Рассказать ей лично было бы лучшим вариантом, но нет времени и Тейси может понравиться ощущение контроля, которое даст письмо. После сегодняшнего все выйдет наружу и дико закрутится. Я хочу, чтобы она знала заранее, даже если информация рассорит нас. Я оставляю письмо у ее дома и отправляюсь домой дожидаться маму.

Такое чувство, словно я готовлюсь к последнему причастию. Я вытаскиваю тетрадь, мои пальцы зависают над заголовком.
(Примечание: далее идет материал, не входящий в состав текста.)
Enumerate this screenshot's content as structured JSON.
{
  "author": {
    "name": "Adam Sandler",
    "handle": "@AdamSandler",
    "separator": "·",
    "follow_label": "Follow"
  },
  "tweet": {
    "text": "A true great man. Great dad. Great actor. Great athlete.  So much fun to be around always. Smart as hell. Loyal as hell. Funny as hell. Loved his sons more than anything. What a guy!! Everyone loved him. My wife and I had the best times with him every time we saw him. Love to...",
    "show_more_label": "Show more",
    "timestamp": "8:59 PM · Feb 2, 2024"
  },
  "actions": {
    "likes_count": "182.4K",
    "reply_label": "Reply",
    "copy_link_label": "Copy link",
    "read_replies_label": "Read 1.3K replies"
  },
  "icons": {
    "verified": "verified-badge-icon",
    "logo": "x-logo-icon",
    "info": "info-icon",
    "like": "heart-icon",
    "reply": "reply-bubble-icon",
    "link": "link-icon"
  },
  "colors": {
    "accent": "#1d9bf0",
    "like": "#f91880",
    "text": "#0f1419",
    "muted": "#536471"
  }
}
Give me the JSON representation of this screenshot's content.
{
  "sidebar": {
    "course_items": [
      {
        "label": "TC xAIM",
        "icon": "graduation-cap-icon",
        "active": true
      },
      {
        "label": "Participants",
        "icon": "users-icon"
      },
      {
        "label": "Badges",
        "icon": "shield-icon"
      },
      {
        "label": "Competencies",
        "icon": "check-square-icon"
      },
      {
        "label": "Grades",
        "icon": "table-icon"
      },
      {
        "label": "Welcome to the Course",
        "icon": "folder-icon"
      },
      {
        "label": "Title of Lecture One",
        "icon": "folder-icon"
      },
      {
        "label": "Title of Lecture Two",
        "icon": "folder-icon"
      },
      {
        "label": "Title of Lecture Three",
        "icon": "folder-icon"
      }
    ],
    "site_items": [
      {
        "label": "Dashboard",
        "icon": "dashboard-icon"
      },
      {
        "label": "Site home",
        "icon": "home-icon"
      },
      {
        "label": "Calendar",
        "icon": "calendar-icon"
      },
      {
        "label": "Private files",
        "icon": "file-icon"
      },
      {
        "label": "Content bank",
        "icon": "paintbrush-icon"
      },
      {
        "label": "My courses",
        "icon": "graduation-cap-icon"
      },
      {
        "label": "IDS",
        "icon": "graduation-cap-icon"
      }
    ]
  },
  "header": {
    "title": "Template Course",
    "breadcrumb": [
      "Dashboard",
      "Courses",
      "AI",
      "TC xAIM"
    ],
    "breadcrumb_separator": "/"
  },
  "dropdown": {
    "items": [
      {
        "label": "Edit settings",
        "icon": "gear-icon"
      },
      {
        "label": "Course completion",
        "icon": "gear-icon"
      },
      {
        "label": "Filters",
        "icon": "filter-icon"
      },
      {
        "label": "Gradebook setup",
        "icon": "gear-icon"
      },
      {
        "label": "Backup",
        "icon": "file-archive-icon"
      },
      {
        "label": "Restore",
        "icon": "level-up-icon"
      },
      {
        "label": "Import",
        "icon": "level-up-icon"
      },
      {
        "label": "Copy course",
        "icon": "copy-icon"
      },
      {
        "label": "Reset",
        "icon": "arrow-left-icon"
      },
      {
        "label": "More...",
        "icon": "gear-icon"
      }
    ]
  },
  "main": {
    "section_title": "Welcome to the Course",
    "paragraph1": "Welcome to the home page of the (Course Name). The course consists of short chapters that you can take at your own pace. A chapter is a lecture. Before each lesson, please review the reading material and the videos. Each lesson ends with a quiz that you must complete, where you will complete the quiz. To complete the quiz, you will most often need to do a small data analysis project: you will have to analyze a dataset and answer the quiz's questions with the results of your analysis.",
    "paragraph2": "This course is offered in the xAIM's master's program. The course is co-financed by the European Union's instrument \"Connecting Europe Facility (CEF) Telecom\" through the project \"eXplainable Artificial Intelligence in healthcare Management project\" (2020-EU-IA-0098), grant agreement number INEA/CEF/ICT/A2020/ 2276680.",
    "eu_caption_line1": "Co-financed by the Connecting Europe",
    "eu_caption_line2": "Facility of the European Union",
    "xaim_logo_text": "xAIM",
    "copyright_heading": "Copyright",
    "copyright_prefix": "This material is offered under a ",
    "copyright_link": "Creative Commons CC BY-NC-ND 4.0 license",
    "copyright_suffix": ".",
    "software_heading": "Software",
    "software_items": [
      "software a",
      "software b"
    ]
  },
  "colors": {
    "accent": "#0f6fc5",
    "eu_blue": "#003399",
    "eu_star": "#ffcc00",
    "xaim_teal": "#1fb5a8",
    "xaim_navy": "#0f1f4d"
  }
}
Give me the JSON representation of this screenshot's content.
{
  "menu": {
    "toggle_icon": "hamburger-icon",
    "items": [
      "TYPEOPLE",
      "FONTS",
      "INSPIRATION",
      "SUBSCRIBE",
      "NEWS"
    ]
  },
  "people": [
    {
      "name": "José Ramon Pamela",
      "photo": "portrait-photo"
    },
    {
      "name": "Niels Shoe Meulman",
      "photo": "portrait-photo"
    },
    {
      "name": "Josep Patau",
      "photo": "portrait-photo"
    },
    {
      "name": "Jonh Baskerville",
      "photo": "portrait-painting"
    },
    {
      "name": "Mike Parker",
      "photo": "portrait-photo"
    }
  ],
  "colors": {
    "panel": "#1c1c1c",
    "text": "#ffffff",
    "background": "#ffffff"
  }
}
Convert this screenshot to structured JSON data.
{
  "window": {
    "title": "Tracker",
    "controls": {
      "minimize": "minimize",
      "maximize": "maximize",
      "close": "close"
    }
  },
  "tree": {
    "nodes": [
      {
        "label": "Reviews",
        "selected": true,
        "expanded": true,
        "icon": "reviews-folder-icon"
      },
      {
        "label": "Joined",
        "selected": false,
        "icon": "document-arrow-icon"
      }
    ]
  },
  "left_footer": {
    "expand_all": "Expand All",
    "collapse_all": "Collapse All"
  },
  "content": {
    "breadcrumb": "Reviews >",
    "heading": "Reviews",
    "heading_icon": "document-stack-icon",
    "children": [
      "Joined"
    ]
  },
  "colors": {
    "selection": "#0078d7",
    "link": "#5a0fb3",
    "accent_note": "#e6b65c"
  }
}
Сейчас мои фотографии лежат в кармашке вместе со снимками Гаррисона, мои яркие надписи над его паучьими черными чернилами.

Это последняя вещь, с какой я не могу справиться. Часть меня хочет спалить ее, но не потому ли, что я трусиха? Может быть, более сильный человек сразу бы все рассказал? Или показал бы ее любому, кто согласился бы смотреть? Я не знаю. Просто не знаю.

Отдавать это в полицию, это как будто получать по заслугам. Потому что им позволено выносить жесткие суждения о том, что опасно, а что нет. Они натренированы, у них есть власть, им за это платят. Я не такая.

Я пролистываю до конца, до моих снимков Кристен. Я добавляю пару от Гаррисона, но ручка замирает. Перечислять его преступления кажется излишним. Окрашенный автомобиль резюмирует все, что должно быть сказано.

Ну, может и не все.

Я прижимаю ручку к странице и пишу одно короткое предложение.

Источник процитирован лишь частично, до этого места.